Thursday, February 25, 2010

More Fun with Pigment Sticks


This painting was started at the R&F pigment stick workshop I attended in November 2009. Right outside the studio where class was held were some active freight train tracks, which I have to admit, I found really exciting. Freight trains were common when I was growing up, but now I rarely see them wending through New England towns. I started the painting in response to the trains. There were tracks and wheels and boxcars and so forth, but I was unhappy with the outcome.

Later, back in my own studio, I scraped away at it , reworked it, letting go of the image of the trains and just getting into the material of the paint. I experimented with heating the paints in places and watching the colors run.
By loosening my attachment to the image of trains, I feel like I got closer the the feel of trains: the motion, the noise and vibration, the corrosion of the metal surfaces, the landscapes the trains travel through. It is not a pretty painting, but then, freight trains aren't really "pretty" either.

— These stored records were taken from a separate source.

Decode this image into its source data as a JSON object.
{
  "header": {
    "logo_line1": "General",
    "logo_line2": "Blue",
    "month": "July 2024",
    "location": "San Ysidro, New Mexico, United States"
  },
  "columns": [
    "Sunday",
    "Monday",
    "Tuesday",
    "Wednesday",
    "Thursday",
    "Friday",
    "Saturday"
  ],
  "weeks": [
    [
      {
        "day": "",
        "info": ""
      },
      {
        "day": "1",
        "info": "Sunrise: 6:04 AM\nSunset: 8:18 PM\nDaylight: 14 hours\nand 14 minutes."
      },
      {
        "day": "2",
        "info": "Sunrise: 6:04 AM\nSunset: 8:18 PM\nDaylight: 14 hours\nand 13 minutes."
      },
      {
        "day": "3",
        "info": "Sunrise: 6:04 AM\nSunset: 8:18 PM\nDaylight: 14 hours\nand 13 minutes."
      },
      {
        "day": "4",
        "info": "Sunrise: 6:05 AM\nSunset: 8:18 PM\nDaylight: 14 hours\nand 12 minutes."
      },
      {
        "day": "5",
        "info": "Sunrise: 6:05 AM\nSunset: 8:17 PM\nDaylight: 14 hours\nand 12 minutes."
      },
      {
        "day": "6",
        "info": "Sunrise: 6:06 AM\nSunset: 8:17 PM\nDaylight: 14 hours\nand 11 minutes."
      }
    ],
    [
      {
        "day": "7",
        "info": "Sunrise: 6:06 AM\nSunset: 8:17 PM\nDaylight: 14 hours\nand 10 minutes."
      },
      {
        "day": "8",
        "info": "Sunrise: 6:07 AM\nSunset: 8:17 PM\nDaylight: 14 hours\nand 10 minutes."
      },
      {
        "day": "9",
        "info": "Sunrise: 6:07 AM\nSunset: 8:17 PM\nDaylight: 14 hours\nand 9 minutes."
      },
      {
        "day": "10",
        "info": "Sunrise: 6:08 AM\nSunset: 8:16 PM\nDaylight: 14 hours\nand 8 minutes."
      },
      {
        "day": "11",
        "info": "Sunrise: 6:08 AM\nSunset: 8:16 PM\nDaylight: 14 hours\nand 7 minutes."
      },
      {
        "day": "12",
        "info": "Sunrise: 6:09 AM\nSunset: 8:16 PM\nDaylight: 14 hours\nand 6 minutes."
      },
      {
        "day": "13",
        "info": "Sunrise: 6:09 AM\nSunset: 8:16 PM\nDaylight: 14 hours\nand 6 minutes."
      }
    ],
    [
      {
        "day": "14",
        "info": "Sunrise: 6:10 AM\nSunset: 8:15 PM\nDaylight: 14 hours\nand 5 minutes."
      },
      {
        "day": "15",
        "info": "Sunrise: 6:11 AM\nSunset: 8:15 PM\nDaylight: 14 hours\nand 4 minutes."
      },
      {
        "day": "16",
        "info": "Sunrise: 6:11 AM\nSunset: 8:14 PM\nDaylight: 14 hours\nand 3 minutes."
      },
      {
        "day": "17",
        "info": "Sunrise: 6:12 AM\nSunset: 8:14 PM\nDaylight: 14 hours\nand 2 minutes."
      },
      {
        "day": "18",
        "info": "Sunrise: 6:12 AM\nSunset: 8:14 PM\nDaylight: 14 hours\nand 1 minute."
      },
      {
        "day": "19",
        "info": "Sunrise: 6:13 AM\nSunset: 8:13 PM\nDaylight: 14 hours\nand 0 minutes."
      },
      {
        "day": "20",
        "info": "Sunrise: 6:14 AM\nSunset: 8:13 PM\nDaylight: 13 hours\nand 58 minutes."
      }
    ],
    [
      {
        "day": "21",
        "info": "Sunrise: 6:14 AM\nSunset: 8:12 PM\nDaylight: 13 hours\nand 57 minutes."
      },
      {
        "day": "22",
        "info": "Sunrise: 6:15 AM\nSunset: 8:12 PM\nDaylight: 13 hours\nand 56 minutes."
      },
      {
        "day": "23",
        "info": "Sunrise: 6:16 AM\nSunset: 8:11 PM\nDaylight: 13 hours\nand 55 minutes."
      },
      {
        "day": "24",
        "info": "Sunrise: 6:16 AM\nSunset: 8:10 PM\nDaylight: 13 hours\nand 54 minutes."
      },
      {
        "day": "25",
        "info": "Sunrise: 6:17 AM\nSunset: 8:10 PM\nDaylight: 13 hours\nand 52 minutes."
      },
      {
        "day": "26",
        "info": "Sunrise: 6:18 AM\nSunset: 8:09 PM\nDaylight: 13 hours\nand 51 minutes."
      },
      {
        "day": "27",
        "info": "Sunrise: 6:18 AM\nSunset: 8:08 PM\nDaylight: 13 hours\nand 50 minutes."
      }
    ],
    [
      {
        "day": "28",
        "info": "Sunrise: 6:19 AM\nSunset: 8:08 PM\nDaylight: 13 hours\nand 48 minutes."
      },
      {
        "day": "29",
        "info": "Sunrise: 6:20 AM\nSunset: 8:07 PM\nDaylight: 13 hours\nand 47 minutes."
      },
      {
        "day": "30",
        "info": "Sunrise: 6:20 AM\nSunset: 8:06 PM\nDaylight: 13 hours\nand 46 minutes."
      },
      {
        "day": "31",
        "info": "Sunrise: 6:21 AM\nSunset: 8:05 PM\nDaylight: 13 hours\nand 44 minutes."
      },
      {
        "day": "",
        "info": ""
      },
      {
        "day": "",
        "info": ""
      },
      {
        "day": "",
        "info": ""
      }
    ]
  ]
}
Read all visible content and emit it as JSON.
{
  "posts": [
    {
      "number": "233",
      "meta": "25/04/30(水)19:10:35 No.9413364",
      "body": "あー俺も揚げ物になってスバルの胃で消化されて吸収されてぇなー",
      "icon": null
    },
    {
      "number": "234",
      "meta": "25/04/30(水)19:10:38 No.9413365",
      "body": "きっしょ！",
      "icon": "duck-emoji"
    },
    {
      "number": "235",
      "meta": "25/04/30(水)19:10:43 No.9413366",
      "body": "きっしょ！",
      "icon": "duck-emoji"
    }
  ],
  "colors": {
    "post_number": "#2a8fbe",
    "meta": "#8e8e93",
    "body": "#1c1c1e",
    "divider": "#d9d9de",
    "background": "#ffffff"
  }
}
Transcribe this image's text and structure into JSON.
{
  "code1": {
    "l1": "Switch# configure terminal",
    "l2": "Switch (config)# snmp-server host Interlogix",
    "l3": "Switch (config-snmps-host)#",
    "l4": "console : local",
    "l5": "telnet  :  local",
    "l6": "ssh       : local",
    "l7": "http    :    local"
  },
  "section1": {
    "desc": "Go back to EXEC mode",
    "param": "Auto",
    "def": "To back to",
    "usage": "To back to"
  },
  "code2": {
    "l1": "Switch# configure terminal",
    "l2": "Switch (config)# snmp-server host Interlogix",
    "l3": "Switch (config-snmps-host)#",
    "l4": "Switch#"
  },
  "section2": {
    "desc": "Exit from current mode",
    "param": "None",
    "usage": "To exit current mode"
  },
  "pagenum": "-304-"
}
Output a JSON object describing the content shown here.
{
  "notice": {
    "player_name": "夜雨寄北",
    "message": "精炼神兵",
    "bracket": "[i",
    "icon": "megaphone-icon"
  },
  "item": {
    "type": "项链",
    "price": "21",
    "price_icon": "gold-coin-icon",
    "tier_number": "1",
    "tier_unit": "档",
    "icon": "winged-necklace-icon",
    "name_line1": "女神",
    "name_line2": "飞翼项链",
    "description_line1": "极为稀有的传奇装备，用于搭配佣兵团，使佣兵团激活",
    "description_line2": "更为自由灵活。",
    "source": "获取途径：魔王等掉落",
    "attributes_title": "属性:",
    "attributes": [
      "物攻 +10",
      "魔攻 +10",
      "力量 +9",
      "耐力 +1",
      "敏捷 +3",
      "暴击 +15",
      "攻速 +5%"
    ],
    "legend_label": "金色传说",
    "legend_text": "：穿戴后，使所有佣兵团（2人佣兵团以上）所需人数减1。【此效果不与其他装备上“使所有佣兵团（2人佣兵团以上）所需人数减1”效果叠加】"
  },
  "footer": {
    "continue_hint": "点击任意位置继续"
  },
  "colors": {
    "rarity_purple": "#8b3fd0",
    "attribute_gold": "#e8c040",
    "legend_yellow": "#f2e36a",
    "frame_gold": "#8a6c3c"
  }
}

This piece measures 16x20 and is on canvas


Next, I launched into this piece. It is on gessoed paper that measures 18x24.
It is an imaginary flight over some kind of neighborhood. There are rooftops and parcels of lawn, maybe a pool of water or maybe just sidewalks. Don't get bogged down in being too literal. It is that jumble of colors and textures of an unplanned community viewed from a vantage point that was not considered as the structures and space evolved.